Pour réagir plus précisément sur les dysfonctionnement aux urgences, je peux en parler un peu, j’ai un peu suivi un service d’urgences pendant quelques années.
A l’entrée a été instauré l’IOA : l’infirmier d’accueil et d’orientation qui est en charge d’évaluer l’urgence des soins à apporter au patient, pas de diagnostiquer : le diagnostic est réservé au médecin. La principale difficulté là est de déterminer l’urgence à l’oeil et de réussir à convaincre des visiteurs d’aller voir leur médecin traitant (car les urgences ont une quasi obligation d’accueillir tous ceux qui se présentent de jour comme de nuit).
Puis quand on est aux urgences, il y a pleins de box de bobologie, quelques box de trauma (les vrais urgences), et le couloir… Là, ce qu’on y fait c’est être ausculté par un médecin, une infirmière, … et attendre… Attendre que qqn vienne vous traiter, attendre un résultat bio, attendre une place en radio, attendre le compte rendu radio
Chacune de ses attentes peut se justifier :
– attendre que qqn vienne traiter le patient : évidemment qu’il faut attendre un minimum de temps pour qu’un médecin vienne vous ausculter car il a : ausculté un autre patient avant, cherché une place dans un service, cherché à avoir une place en radio, cherché à recevoir rapidement un résultat bio, répondu à 3 demandes d’autres services concernant des anciennes venues, et tenter de rédiger les documents administratifs (compte rendu, transfert, diagnostics)… Idem pour les infirmiers et aide soignants qui font tout ce que le médecin ne fait pas : prise de sang, des constantes, …
– attendre un résultat bio, une place en radio, un compte rendu radio : dans un hôpital, il y a 4 gros demandeurs de plateau techniques : les urgences, les services d’hospitalisation, les blocs opératoire, les consultations, et les urgences. Et parmi tout ces cas, il y a un nombre constant d’imprévisibles et des cas toujours plus urgents (« on attend le résultat pour le bloc », AVC, …) bref, les plateaux techniques font avec ce qu’ils ont pour répondre à toutes les demandes dans l’urgence la plus adéquat. Sans compter la durée incompressible de certains examens (qd un examens dure 1h, pas facile d’attendre moins d’une heure) et le fait qu’on leur impose de « remplir » au maximum le planning pour amortir, justifier le matériel et le personnel (difficile pour un service de justifier l’utilisation d’un scanner, un appareil de laboratoire à 80% « au cas où il y a des urgences… »)
Les urgences doivent alors gérer un flux non maîtrisé d’entrées et un flux non maîtrisé de sortie (on garde le patient le temps de recevoir les résultats).
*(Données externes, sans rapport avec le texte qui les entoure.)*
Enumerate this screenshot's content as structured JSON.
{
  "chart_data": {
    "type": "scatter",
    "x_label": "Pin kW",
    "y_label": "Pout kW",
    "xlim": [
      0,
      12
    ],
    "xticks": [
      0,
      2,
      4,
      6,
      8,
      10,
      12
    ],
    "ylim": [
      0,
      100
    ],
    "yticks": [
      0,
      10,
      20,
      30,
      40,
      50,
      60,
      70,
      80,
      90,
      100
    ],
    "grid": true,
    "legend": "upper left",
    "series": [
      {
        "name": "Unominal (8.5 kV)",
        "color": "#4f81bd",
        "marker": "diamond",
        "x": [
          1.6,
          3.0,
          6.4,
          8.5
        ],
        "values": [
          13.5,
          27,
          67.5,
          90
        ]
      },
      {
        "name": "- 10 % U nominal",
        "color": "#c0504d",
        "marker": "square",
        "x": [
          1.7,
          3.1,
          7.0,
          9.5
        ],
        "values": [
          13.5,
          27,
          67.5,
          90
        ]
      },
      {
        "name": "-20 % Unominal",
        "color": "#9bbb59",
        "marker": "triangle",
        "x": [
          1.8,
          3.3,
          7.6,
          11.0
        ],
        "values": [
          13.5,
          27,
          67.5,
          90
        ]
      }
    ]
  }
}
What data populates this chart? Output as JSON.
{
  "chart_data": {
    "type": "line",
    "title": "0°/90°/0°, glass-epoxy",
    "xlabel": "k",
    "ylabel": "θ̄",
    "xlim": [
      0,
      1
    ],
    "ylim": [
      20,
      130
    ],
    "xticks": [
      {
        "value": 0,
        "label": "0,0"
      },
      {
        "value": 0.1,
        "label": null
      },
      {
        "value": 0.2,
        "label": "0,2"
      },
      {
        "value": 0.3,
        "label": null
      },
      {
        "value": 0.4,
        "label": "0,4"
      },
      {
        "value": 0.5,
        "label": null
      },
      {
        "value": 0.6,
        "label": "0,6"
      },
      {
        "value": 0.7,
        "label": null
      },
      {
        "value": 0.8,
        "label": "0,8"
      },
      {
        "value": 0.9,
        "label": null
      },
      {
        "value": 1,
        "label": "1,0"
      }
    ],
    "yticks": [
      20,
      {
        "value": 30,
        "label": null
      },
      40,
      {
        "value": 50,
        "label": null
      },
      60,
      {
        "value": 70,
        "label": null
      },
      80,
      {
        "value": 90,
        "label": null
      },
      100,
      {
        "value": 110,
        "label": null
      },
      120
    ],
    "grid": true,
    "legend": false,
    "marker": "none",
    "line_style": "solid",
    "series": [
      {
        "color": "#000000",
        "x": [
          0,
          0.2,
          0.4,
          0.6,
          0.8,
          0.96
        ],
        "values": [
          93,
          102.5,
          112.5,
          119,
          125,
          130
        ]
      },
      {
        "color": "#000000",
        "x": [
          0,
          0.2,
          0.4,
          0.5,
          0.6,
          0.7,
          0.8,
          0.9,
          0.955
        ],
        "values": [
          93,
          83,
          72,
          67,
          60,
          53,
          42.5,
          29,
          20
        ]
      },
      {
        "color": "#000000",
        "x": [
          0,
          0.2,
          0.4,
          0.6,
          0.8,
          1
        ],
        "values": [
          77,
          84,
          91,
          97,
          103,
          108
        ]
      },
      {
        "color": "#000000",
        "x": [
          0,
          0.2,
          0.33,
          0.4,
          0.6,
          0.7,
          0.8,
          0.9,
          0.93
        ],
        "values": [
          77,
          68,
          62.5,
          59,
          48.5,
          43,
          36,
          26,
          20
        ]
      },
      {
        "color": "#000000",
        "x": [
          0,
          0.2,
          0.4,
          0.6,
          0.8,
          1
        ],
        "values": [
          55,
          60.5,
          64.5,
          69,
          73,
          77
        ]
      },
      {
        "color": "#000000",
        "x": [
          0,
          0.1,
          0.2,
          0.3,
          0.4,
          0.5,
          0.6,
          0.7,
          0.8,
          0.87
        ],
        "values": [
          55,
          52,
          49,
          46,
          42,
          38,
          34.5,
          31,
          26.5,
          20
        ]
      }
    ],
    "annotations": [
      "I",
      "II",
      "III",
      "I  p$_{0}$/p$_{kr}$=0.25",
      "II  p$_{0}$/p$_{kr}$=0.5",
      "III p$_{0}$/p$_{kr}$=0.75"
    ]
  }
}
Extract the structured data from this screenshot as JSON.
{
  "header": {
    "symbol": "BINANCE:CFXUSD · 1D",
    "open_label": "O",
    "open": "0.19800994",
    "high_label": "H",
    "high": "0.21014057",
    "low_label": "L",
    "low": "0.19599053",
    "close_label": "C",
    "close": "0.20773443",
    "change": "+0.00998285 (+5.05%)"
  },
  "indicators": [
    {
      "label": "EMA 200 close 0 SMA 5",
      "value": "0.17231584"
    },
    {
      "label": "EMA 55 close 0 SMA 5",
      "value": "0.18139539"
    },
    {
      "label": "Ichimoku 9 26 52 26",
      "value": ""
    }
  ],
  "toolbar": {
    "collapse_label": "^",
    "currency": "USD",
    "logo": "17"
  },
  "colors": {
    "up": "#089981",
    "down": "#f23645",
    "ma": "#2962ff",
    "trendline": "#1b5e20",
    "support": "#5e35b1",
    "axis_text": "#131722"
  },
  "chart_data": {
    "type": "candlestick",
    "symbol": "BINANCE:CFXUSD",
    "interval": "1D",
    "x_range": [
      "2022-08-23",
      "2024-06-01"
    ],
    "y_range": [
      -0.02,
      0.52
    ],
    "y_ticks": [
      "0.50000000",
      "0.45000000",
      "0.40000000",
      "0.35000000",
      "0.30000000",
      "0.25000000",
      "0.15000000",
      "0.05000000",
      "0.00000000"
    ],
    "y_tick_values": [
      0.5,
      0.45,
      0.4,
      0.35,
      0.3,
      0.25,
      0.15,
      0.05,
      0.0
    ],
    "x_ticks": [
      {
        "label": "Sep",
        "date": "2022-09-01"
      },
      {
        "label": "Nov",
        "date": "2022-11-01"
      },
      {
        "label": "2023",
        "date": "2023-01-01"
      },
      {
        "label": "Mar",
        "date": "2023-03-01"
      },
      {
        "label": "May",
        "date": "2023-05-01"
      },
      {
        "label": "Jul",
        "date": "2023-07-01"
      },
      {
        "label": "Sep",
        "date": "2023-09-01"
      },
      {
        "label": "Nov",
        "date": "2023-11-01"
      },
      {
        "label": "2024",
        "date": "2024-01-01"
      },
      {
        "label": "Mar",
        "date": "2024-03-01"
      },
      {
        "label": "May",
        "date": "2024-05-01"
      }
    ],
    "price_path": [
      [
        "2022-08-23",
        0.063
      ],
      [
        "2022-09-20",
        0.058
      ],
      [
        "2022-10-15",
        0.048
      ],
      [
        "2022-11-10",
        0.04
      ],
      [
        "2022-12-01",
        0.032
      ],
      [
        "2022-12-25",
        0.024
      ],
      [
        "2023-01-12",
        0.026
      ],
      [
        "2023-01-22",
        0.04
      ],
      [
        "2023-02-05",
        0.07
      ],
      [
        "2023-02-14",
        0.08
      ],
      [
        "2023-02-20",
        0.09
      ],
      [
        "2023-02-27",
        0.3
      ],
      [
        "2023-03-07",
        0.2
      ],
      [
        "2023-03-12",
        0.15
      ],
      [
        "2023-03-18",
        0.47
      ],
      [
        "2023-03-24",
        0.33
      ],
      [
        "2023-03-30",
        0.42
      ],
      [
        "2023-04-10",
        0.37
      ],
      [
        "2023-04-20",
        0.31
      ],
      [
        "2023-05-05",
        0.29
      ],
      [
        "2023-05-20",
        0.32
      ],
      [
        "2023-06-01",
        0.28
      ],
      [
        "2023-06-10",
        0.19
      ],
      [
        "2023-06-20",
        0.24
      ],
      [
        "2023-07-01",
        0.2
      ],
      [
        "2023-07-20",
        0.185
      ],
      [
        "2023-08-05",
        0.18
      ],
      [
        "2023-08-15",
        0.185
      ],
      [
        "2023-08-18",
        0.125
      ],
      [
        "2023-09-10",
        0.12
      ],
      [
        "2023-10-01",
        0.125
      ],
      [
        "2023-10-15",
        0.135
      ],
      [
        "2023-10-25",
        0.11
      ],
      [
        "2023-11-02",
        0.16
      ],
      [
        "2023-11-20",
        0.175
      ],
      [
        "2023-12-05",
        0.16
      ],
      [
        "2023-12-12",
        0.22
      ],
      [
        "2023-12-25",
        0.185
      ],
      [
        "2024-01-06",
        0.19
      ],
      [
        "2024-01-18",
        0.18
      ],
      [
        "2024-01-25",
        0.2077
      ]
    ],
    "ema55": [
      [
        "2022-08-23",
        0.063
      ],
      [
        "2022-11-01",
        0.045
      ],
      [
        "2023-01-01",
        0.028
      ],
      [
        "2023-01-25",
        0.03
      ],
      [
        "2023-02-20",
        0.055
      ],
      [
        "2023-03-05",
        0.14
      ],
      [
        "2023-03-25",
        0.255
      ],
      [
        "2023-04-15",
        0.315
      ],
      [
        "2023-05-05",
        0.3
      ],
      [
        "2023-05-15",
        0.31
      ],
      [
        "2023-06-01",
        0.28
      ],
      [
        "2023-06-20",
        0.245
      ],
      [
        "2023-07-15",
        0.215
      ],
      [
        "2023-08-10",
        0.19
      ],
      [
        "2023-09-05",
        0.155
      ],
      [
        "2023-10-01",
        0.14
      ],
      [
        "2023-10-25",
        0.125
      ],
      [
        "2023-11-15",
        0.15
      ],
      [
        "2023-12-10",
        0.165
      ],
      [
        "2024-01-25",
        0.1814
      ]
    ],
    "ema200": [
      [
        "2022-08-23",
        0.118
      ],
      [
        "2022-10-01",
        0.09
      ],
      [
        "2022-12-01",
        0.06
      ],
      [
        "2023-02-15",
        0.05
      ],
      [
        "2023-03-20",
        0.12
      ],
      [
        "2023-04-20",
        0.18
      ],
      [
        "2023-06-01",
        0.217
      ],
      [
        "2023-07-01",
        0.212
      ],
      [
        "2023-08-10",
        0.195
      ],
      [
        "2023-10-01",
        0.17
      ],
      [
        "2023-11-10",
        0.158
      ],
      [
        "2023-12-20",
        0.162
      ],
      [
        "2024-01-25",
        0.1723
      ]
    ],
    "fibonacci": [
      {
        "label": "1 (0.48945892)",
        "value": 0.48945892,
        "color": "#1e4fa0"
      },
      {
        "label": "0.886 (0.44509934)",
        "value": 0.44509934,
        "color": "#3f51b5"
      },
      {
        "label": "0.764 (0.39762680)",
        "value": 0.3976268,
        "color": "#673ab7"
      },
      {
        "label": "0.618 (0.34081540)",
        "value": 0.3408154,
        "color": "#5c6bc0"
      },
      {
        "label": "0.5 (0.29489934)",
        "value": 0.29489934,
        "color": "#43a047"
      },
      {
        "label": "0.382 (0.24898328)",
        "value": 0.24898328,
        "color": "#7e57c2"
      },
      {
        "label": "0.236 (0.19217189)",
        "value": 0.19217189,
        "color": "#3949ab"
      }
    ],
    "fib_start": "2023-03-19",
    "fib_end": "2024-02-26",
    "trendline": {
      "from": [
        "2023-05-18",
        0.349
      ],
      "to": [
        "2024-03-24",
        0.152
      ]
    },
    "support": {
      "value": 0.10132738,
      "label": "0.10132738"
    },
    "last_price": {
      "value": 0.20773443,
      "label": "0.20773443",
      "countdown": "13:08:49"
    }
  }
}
N ‘importe quel chef de projet le reconnaîtra : pas facile de gérer un service qui ne maîtrise ni ses entrées, ni ses sorties…
On a pallié plus ou moins bien l’inconstance en entrée par un IOA et le SAMU qui régule plus ou moins les arrivées (oui le SAMU au téléphone joue aussi un rôle de régulateur). Reste à pallier l’inconstance des sorties, c’est à dire : les places en hospitalisation, la vitesse de rendu des résultats des examens. Et là, y a pas à chercher loin : il faut investir en lit, en machine, donc en personnel.
Aujourd’hui, et ce depuis plusieurs années (+15ans) nous sommes en mode « économie », c’est à dire qu’un investissement doit (normalement…) être justifié et indispensable. Et on voit bien que cet investissement est rare : de moins en moins de personnel, des moyens qui se restreignent, etc.
La raison en est simple : l’investissement permet une amélioration de la qualité de service, mais par conséquent le nombre d’usagers à ce service augmentera tout autant. Là où ça ne gêne en rien les services payants (transport public par ex), il n’en pas de même pour les services (presque) gratuits comme la santé : la Sécu investit pour améliorer le traitement de 1000 personnes qui viennent aux urgences, le service des urgences devient alors bon, ça se fait savoir, et le service doit alors faire face à l’arrivée de 2000 personnes qui espèrent toutes bénéficier de la même qualité de services que pour 1000 personnes.
Aujourd’hui les instances dirigeantes font un choix risqué entre investissement et risque sanitaire et nous en subissons les désagréments. Il y a des choses pour lesquelles on ne peut pas économiser, mais il faut également éviter d’en abuser, et je pense que c’est l’abus de santé (on vient aux urgences pour une grippe) qui devrait être remis en question. Malheureusement en France, on est têtu et on veut faire ce qu’on veut!

Et pour réagir à un propos : dans les hôpitaux la notion de « Direction de la Clientèle » existe depuis pas mal de temps… c’est ce qui oppose la vision administrative de la vision soignante.